| GORGER, verbe trans. A. − Qqn gorge qqn de qqc. 1. [Le compl. prép. de désigne un aliment; le compl. d'obj. une pers. ou un animal] Faire manger, boire à profusion, avec excès. Le 8 juillet, vers le soir, Bogun gorge d'eau-de-vie les paysans, les enflamme par ses discours et les lance furieux sur les batteries des Polonais (Mérimée, Cosaques d'autrefois,1865, p. 189).Il achetait, de ses propres deniers, des joujoux pour ses meilleurs élèves (...) il leur faisait faire des dînettes, les gorgeant de friandises, de sucreries et de gâteaux (Maupass., Contes et nouv., t. 2, Moiron, 1887, p. 1144). ♦ [P. ell. du compl. prép. de] Synon. de rassasier.Il gorgera les foules. On s'endormira sur les portes, l'estomac plein jusqu'aux dents (Flaub., Tentation,1856, p. 645). ♦ En partic. Synon. de gaver.On achevait de les gorger [les oies] et on m'a servi le premier foie gras de la saison (Pesquidoux, Chez nous,1921, p. 41). − Emploi pronom. réfl. Manger à profusion, avec excès. Synon. fam. se bourrer, s'empiffrer de (qqc.).Les riches du jour se gorgent de friandises (Baudel., Salon,1846, p. 174).Nous avons été dîner dans un petit restaurant où je me gorgeai sans scrupule de viande rouge et de choux à la crème (Beauvoir, Mandarins,1954, p. 68). ♦ [P. ell. du compl. prép. de] Dans le Voyage de Chapelle et Bachaumont, on mange beaucoup (...) on se gorge, on s'empiffre, ce sont les termes, et c'est le plaisir; la gourmandise rabelaisienne s'y montre dans tout son plein (Sainte-Beuve, Caus. lundi, t. 11, 1856, p. 46). 2. P. anal. et au fig. [Avec un compl. prép. de] Pourvoir à profusion (quelqu'un) de (quelque chose). Synon. combler.Le luxe de Napoléon et sa magnificence durent le faire paraître un roi d'Asie : là, comme à Tilsitt, il gorgea de diamants tous ceux qui l'approchèrent (Las Cases, Mémor. Ste-Hélène, t. 1, 1823, p. 413).Je veux, quand je te reverrai, te couvrir d'amour, de voluptés, d'ivresse.
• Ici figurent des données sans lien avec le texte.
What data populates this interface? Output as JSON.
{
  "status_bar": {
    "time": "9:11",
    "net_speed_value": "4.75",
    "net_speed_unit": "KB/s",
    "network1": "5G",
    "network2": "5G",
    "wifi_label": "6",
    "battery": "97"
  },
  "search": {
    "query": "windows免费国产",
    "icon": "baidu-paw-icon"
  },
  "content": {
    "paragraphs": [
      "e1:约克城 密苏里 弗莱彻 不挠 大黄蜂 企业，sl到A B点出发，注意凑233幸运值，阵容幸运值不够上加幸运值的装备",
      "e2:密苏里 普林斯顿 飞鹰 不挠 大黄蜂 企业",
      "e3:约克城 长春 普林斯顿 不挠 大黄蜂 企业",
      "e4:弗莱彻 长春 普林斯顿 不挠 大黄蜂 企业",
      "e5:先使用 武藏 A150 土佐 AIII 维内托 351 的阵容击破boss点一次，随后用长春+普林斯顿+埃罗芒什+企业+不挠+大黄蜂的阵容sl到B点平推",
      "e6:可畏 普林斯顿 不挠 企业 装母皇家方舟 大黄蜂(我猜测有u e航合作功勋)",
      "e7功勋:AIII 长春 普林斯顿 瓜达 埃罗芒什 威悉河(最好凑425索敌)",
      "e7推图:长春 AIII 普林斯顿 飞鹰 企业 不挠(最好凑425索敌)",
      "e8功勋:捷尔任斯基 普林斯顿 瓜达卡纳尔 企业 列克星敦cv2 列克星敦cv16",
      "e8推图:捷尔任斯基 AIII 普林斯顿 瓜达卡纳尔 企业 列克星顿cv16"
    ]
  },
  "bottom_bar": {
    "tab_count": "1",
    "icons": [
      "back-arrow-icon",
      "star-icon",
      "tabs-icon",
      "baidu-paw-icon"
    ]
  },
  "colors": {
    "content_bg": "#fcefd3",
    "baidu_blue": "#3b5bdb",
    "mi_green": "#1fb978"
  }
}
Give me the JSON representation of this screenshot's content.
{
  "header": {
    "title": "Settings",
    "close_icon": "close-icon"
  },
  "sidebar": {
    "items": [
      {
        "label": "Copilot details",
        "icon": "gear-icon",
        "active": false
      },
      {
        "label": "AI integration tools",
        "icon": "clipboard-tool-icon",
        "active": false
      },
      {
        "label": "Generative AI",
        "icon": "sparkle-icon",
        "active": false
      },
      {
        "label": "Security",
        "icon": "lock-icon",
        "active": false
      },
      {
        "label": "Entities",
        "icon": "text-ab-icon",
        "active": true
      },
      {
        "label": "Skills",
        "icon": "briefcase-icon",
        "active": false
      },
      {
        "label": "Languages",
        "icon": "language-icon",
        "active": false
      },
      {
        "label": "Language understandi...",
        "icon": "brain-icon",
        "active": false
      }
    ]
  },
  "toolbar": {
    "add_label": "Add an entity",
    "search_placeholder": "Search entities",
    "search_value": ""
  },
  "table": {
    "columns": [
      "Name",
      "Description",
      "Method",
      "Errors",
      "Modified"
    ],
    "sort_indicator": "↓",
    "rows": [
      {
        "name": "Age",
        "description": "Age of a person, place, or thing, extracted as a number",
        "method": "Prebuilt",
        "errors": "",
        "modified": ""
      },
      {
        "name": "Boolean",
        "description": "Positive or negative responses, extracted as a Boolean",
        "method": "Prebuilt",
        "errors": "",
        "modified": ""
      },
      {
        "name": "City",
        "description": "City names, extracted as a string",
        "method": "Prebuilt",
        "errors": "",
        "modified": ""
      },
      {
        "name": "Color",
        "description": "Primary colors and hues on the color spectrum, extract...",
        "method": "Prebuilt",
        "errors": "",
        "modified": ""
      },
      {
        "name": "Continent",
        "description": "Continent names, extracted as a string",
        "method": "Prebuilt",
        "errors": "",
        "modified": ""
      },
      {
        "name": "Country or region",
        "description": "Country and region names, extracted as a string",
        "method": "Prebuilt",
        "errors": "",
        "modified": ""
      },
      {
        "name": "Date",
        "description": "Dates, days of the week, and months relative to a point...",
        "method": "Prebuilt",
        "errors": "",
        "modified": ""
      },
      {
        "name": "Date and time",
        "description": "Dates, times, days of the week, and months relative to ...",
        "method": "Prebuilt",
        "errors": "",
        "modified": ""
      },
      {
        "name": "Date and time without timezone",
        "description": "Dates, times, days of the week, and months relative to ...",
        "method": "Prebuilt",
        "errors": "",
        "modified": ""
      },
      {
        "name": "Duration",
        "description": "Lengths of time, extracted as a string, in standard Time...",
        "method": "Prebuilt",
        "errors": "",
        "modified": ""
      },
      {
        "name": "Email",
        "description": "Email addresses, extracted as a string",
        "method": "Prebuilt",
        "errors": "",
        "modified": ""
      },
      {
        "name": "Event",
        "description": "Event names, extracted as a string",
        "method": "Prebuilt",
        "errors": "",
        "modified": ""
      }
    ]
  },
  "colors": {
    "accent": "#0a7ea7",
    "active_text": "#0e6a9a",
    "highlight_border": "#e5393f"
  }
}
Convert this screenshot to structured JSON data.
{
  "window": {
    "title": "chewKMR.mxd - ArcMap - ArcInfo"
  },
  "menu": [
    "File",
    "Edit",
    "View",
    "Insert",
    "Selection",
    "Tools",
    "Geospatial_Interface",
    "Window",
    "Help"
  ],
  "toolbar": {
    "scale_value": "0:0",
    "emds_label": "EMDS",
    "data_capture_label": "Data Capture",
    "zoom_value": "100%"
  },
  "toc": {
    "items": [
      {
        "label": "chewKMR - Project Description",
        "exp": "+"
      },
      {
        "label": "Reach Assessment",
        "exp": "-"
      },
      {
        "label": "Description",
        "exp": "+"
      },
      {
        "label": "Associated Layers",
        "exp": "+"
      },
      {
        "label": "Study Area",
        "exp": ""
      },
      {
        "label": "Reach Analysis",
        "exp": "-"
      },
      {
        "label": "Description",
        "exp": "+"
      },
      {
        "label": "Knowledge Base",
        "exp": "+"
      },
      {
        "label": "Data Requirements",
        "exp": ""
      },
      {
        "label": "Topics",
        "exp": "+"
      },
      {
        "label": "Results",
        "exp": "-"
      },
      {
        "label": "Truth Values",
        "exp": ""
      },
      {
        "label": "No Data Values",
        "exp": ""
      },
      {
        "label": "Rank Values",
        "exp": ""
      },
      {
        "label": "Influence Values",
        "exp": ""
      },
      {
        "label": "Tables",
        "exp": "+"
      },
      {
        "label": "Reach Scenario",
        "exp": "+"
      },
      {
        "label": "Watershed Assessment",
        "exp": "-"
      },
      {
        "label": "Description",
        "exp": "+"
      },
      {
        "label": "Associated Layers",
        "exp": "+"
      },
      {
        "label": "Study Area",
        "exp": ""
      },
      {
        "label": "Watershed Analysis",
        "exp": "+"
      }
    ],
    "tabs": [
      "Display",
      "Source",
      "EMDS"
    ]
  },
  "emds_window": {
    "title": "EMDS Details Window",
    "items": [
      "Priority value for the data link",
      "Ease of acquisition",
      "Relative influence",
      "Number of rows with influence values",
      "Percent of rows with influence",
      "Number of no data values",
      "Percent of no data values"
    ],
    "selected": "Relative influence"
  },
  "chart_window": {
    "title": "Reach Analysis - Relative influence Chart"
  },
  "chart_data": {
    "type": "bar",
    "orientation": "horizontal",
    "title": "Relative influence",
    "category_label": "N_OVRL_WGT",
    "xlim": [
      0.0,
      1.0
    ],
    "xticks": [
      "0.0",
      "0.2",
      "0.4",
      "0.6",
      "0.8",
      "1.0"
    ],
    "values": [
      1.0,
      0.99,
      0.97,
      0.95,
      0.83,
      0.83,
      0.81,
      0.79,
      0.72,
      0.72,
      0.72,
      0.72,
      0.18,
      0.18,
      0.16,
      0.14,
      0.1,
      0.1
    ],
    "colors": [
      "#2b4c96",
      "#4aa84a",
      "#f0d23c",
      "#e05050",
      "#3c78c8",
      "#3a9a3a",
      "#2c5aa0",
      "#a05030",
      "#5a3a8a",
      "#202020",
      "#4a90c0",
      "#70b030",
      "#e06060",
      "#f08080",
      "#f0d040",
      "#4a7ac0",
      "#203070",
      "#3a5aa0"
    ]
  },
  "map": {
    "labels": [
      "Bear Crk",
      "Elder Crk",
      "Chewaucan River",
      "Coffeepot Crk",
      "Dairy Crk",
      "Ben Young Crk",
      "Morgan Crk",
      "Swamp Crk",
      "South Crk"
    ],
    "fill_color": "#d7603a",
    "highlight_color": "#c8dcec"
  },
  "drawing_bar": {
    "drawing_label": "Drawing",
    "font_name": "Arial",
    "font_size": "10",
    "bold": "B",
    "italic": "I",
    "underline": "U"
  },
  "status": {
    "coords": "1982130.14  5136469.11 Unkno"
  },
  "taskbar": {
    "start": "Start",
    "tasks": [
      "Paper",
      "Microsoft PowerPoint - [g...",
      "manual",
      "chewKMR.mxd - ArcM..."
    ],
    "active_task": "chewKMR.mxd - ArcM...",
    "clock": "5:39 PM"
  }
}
Je veux te gorger de toutes les félicités de la chair, t'en rendre lasse, t'en faire mourir (Flaub., Corresp.,1846, p. 253) : 1. ... il est plaisant d'entendre nos historiens crier : « On nous ignore! on nous met à l'écart! » et cependant les éditeurs gorgent de « vies romancées », d'« indiscrétions de l'histoire », de « dessous » et de « révélations » frelatées un public avide d'être trompé.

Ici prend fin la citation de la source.